Testimonial 36: Krank in der Massnahme

Aktuell in der Massnahme
«Die ersten beiden Wochen mit einer Arbeitsunfähigkeit sind angenehm. Es ist ein bisschen wie Ferien. Man muss wohl an einem Beschäftigungsprogramm teilnehmen, kann aber dennoch viel liegen, spürt Mitgefühl von Seiten der Mitarbeitenden, das Ganze ist ziemlich stressfrei. Dies ändert sich aber schlagartig, wenn der Heilungsprozess nicht vorwärts geht und die Arbeitsunfähigkeit mehrmals verlängert wird.
Ich hatte eine unangenehme Verwachsung am Rücken, die sich plötzlich zu Beginn der Massnahme entzündete. Nach zahlreichen Abklärungen war alles für eine Operation bereit. Dazu benötigt es in einer Massnahme vieler Zusatzbewilligungen und unzähliger Schreiben. Schliesslich fand der Eingriff ausserkantonal statt. Mein Vater erhielt von der Behörde die Ausnahmebewilligung, mich jeweils mit seinem Auto vom Arxhof ins Spital zu fahren. Wir sind in der Zwischenzeit bereits bei 20 Fahrten! Die Alternative wäre ein Polizeitransport gewesen.
Der Heilungsprozess nach der ersten OP mit Vollnarkose verlief nicht wie gewünscht.
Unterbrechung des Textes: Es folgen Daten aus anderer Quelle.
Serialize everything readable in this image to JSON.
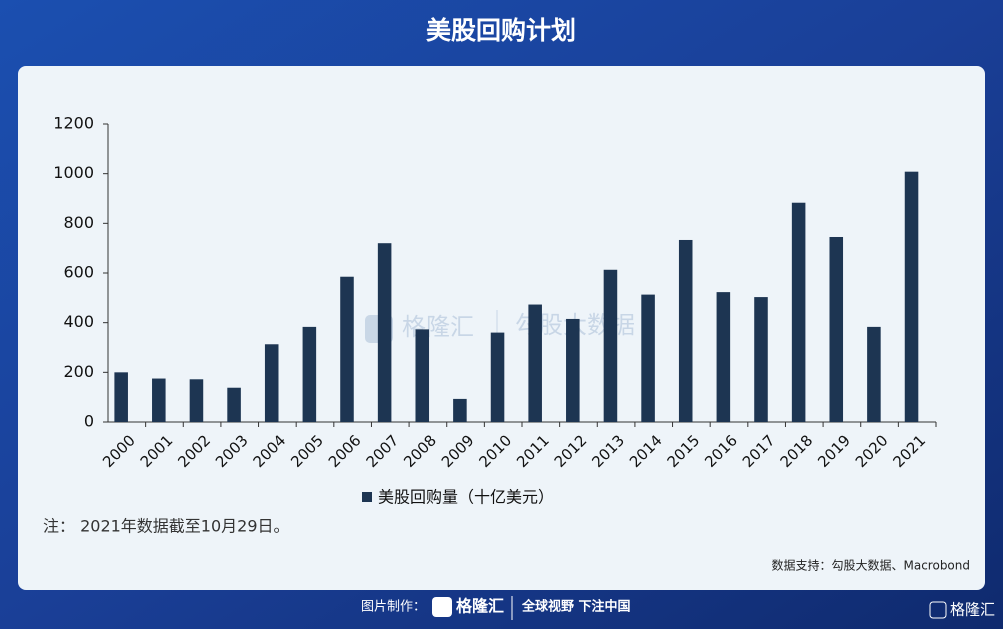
{
  "chart_data": {
    "type": "bar",
    "title": "美股回购计划",
    "categories": [
      "2000",
      "2001",
      "2002",
      "2003",
      "2004",
      "2005",
      "2006",
      "2007",
      "2008",
      "2009",
      "2010",
      "2011",
      "2012",
      "2013",
      "2014",
      "2015",
      "2016",
      "2017",
      "2018",
      "2019",
      "2020",
      "2021"
    ],
    "series": [
      {
        "name": "美股回购量（十亿美元）",
        "color": "#1d3552",
        "values": [
          200,
          175,
          172,
          138,
          313,
          383,
          585,
          720,
          373,
          93,
          360,
          473,
          415,
          613,
          513,
          733,
          523,
          503,
          883,
          745,
          383,
          1008
        ]
      }
    ],
    "ylim": [
      0,
      1200
    ],
    "yticks": [
      0,
      200,
      400,
      600,
      800,
      1000,
      1200
    ],
    "grid": false,
    "note": "注： 2021年数据截至10月29日。",
    "source": "数据支持：勾股大数据、Macrobond"
  },
  "watermark": {
    "brand": "格隆汇",
    "partner": "勾股大数据"
  },
  "footer": {
    "label": "图片制作：",
    "brand": "格隆汇",
    "slogan": "全球视野 下注中国",
    "corner": "格隆汇"
  }
}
Mitarbeitende der Spitex mussten täglich die Wunde säubern. Nach 4 Monaten Arbeitsunfähigkeit und der Aussicht, dass es eine zweite Operation braucht, war ich am Ende meiner Geduld. Dies war ein regelrechter Tiefpunkt. Die zweite OP war nicht sofort möglich, da ich noch Pfeiffersches Drüsenfieber bekam. Also eine weitere Arbeitsunfähigkeit! Dann endlich das ganze Prozedere wieder von vorne. Eine zweite OP. Wird es nun diesmal gut gehen? Erneut hatte ich eine zweimonatige Arbeitsunfähigkeit. Die Spitex versorgte weiterhin geduldig die Wunde.
Wenn man krank in einer Massnahme ist, geht die Zeit noch langsamer vorbei. Man fühlt sich so nutzlos, stockt in der Ausbildung, kommt nicht weiter in der Behandlung, kann keinen Sport treiben, sich nicht abreagieren, ist schnell gereizt, unzufrieden und sieht alles Schwarz!
Ich habe einige schockierende und traurige Biographien gelesen. Das Leben von Christiane F. zum Beispiel, als 14jährige heroinsüchtig und Drogenprostitutierte. Oder die Geschichte von Murat Kurnaz, der ohne Anklage 5 Jahre im Gefangenenlager von Guantanamo verbringen musste. Diese Schicksale haben mich getröstet. Jetzt schaue ich verhalten positiv in die Zukunft und hoffe, dass der Albtraum «Arbeitsunfähigkeit» nun bald vorbei ist.»